[Date Prev][Date Next][Thread Prev][Thread Next][Date Index][Thread Index]
[PATCH v4 04/47] target/ppc: vmulh* instructions without helpers
From: |
matheus . ferst |
Subject: |
[PATCH v4 04/47] target/ppc: vmulh* instructions without helpers |
Date: |
Tue, 22 Feb 2022 11:36:02 -0300 |
From: "Lucas Mateus Castro (alqotel)" <lucas.castro@eldorado.org.br>
Changed vmulhuw, vmulhud, vmulhsw, vmulhsd to not
use helpers.
Signed-off-by: Lucas Mateus Castro (alqotel) <lucas.araujo@eldorado.org.br>
Signed-off-by: Matheus Ferst <matheus.ferst@eldorado.org.br>
---
Changes in v4:
Changed from gvec to i64, this resulted in a better performance on
a Power host for all 4 instructions and a better performance for
vmulhsw and vmulhuw in x86, but a worse performance for vmulhsd and
vmulhud in a x86 host.
---
target/ppc/helper.h | 4 -
target/ppc/int_helper.c | 35 --------
target/ppc/translate/vmx-impl.c.inc | 123 +++++++++++++++++++++++++++-
3 files changed, 119 insertions(+), 43 deletions(-)
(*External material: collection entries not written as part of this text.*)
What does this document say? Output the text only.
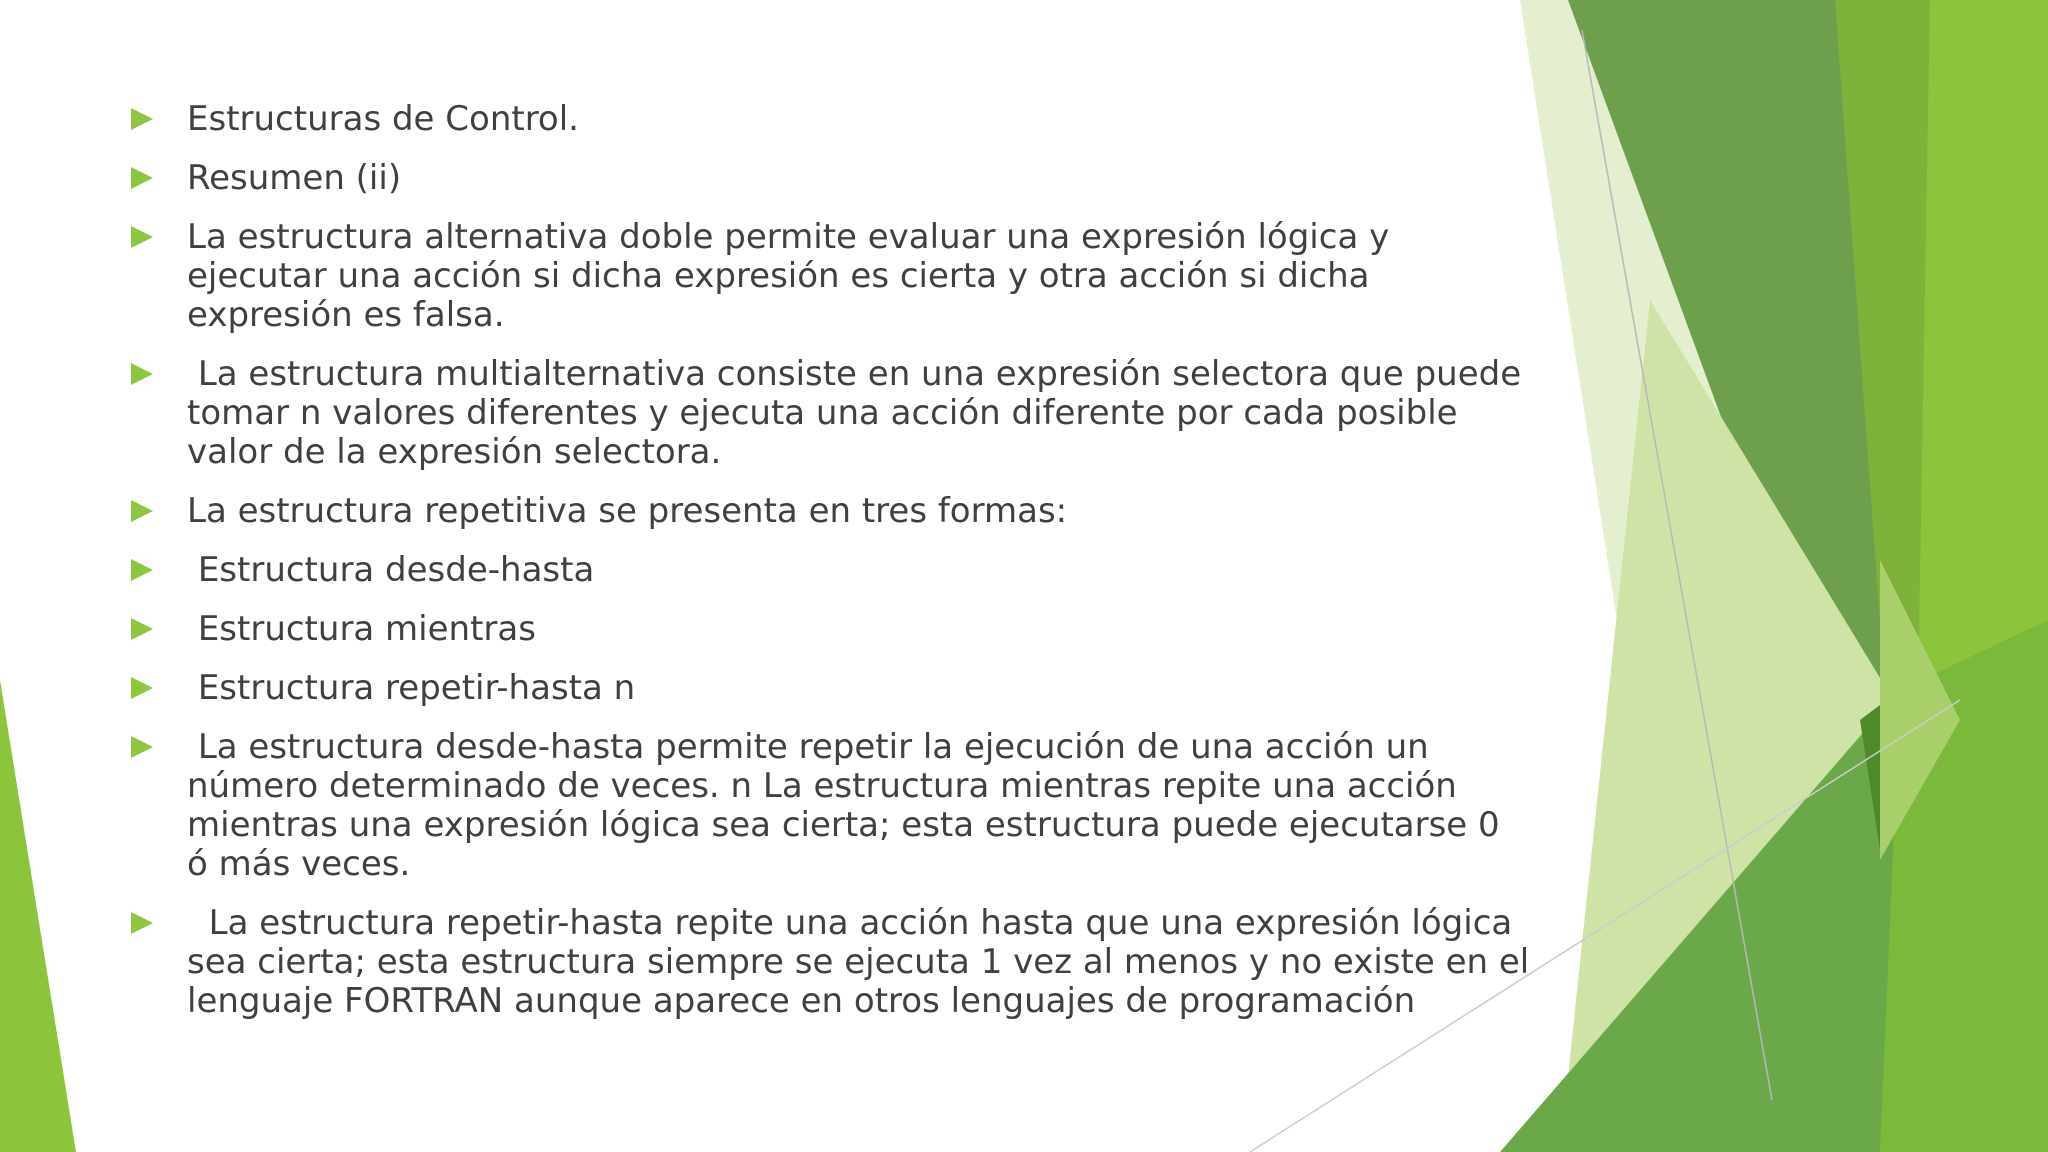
Estructuras de Control.
Resumen (ii)
La estructura alternativa doble permite evaluar una expresión lógica y ejecutar una acción si dicha expresión es cierta y otra acción si dicha expresión es falsa.
La estructura multialternativa consiste en una expresión selectora que puede tomar n valores diferentes y ejecuta una acción diferente por cada posible valor de la expresión selectora.
La estructura repetitiva se presenta en tres formas:
Estructura desde-hasta
Estructura mientras
Estructura repetir-hasta n
La estructura desde-hasta permite repetir la ejecución de una acción un número determinado de veces. n La estructura mientras repite una acción mientras una expresión lógica sea cierta; esta estructura puede ejecutarse 0 ó más veces.
La estructura repetir-hasta repite una acción hasta que una expresión lógica sea cierta; esta estructura siempre se ejecuta 1 vez al menos y no existe en el lenguaje FORTRAN aunque aparece en otros lenguajes de programación
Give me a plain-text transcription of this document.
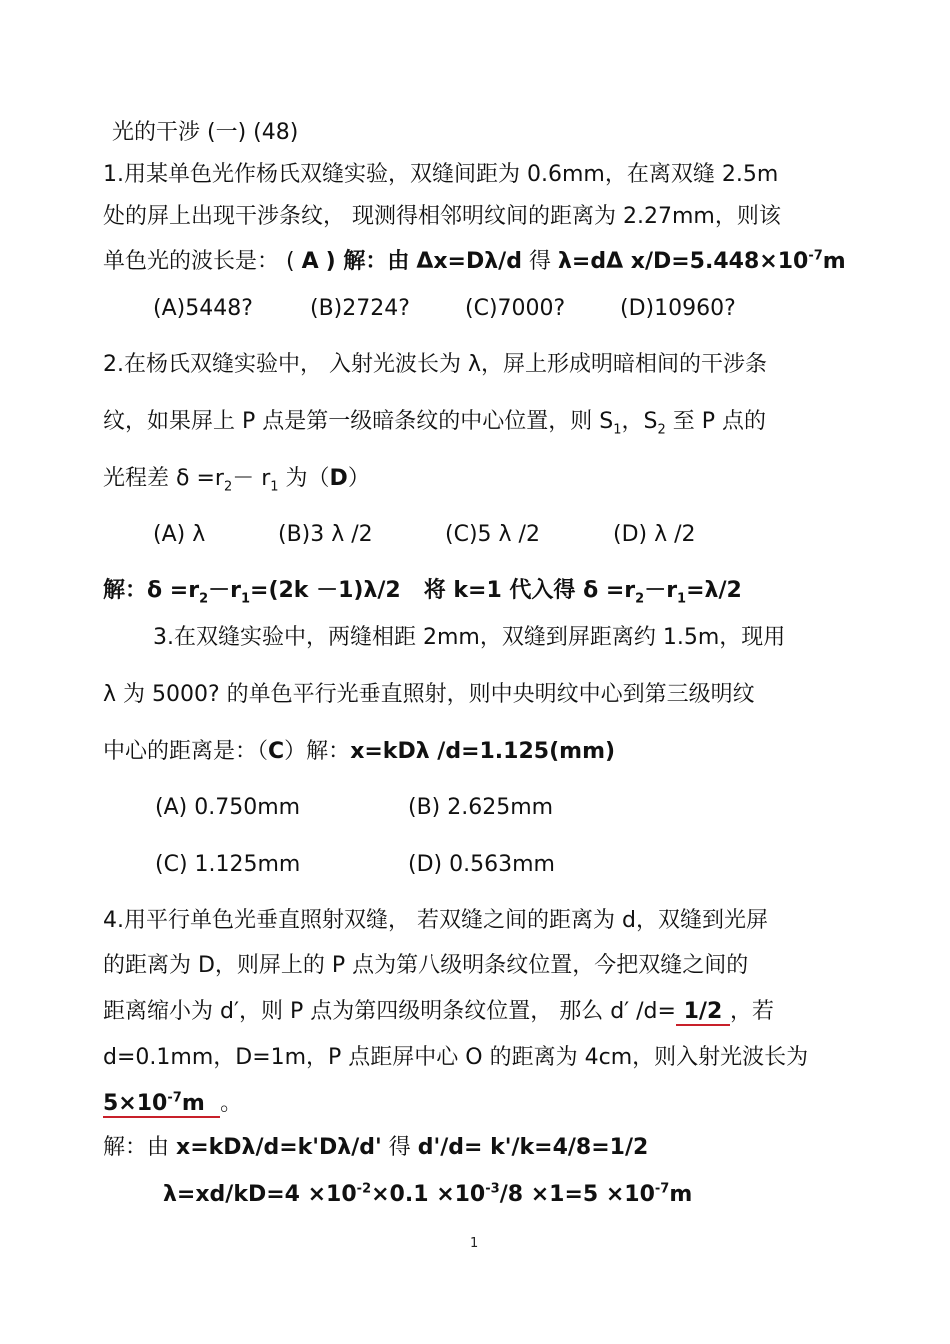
光的干涉 (一) (48)
1.用某单色光作杨氏双缝实验，双缝间距为 0.6mm，在离双缝 2.5m
处的屏上出现干涉条纹， 现测得相邻明纹间的距离为 2.27mm，则该
单色光的波长是： ( A ) 解：由 Δx=Dλ/d 得 λ=dΔ $x/D=5.448\times 10^{-7}m$
(A)5448?	(B)2724?	(C)7000? (D)10960?
2.在杨氏双缝实验中， 入射光波长为 λ，屏上形成明暗相间的干涉条
纹，如果屏上 P 点是第一级暗条纹的中心位置，则 $S_1$，$S_2$ 至 P 点的
光程差 $\delta =r_2- r_1$ 为（D）
(A) λ	(B)3 λ /2	(C)5 λ /2	(D) λ /2
解：$\delta =r_2-r_1=(2k -1)\lambda/2$ 将 k=1 代入得 $\delta =r_2-r_1=\lambda/2$
3.在双缝实验中，两缝相距 2mm，双缝到屏距离约 1.5m，现用
λ 为 5000? 的单色平行光垂直照射，则中央明纹中心到第三级明纹
中心的距离是：（C）解：x=kDλ /d=1.125(mm)
(A) 0.750mm	(B) 2.625mm
(C) 1.125mm	(D) 0.563mm
4.用平行单色光垂直照射双缝， 若双缝之间的距离为 d，双缝到光屏
的距离为 D，则屏上的 P 点为第八级明条纹位置，今把双缝之间的
距离缩小为 d′，则 P 点为第四级明条纹位置， 那么 d′ /d= 1/2 ，若
d=0.1mm，D=1m，P 点距屏中心 O 的距离为 4cm，则入射光波长为
$5\times 10^{-7}m$ 。
解：由 x=kDλ/d=k'Dλ/d' 得 d'/d= k'/k=4/8=1/2
$\lambda=xd/kD=4 \times 10^{-2}\times 0.1 \times 10^{-3}/8 \times 1=5 \times 10^{-7}m$
1
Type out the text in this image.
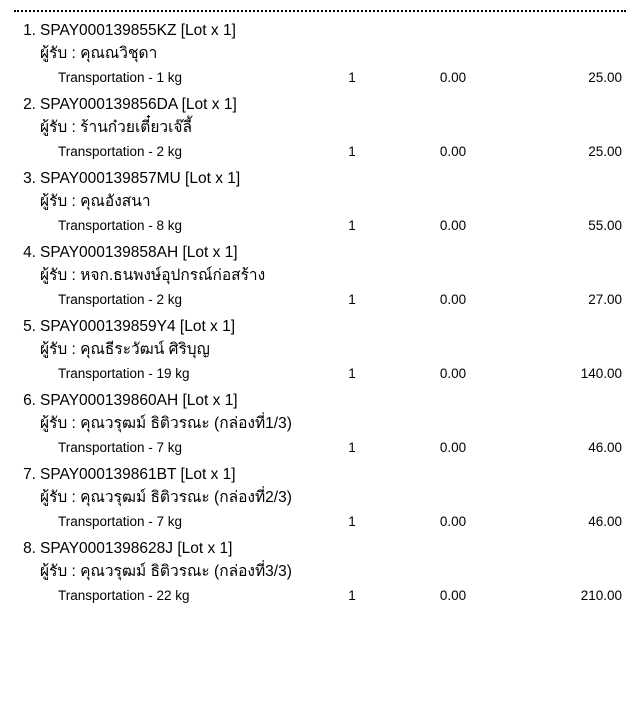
1. SPAY000139855KZ [Lot x 1]
ผู้รับ : คุณณวิชุดา
Transportation - 1 kg	1	0.00	25.00
2. SPAY000139856DA [Lot x 1]
ผู้รับ : ร้านก๋วยเตี๋ยวเจ๊ลี้
Transportation - 2 kg	1	0.00	25.00
3. SPAY000139857MU [Lot x 1]
ผู้รับ : คุณอังสนา
Transportation - 8 kg	1	0.00	55.00
4. SPAY000139858AH [Lot x 1]
ผู้รับ : หจก.ธนพงษ์อุปกรณ์ก่อสร้าง
Transportation - 2 kg	1	0.00	27.00
5. SPAY000139859Y4 [Lot x 1]
ผู้รับ : คุณธีระวัฒน์ ศิริบุญ
Transportation - 19 kg	1	0.00	140.00
6. SPAY000139860AH [Lot x 1]
ผู้รับ : คุณวรุฒม์ ธิติวรณะ (กล่องที่1/3)
Transportation - 7 kg	1	0.00	46.00
7. SPAY000139861BT [Lot x 1]
ผู้รับ : คุณวรุฒม์ ธิติวรณะ (กล่องที่2/3)
Transportation - 7 kg	1	0.00	46.00
8. SPAY0001398628J [Lot x 1]
ผู้รับ : คุณวรุฒม์ ธิติวรณะ (กล่องที่3/3)
Transportation - 22 kg	1	0.00	210.00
diff --git a/target/ppc/helper.h b/target/ppc/helper.h
index 5d11158f1f..d0c5a3fef1 100644
--- a/target/ppc/helper.h
+++ b/target/ppc/helper.h
@@ -206,10 +206,6 @@ DEF_HELPER_3(VMULOUB, void, avr, avr, avr)
DEF_HELPER_3(VMULOUH, void, avr, avr, avr)
DEF_HELPER_3(VMULOUW, void, avr, avr, avr)
DEF_HELPER_3(VMULOUD, void, avr, avr, avr)
-DEF_HELPER_3(VMULHSW, void, avr, avr, avr)
-DEF_HELPER_3(VMULHUW, void, avr, avr, avr)
-DEF_HELPER_3(VMULHSD, void, avr, avr, avr)
-DEF_HELPER_3(VMULHUD, void, avr, avr, avr)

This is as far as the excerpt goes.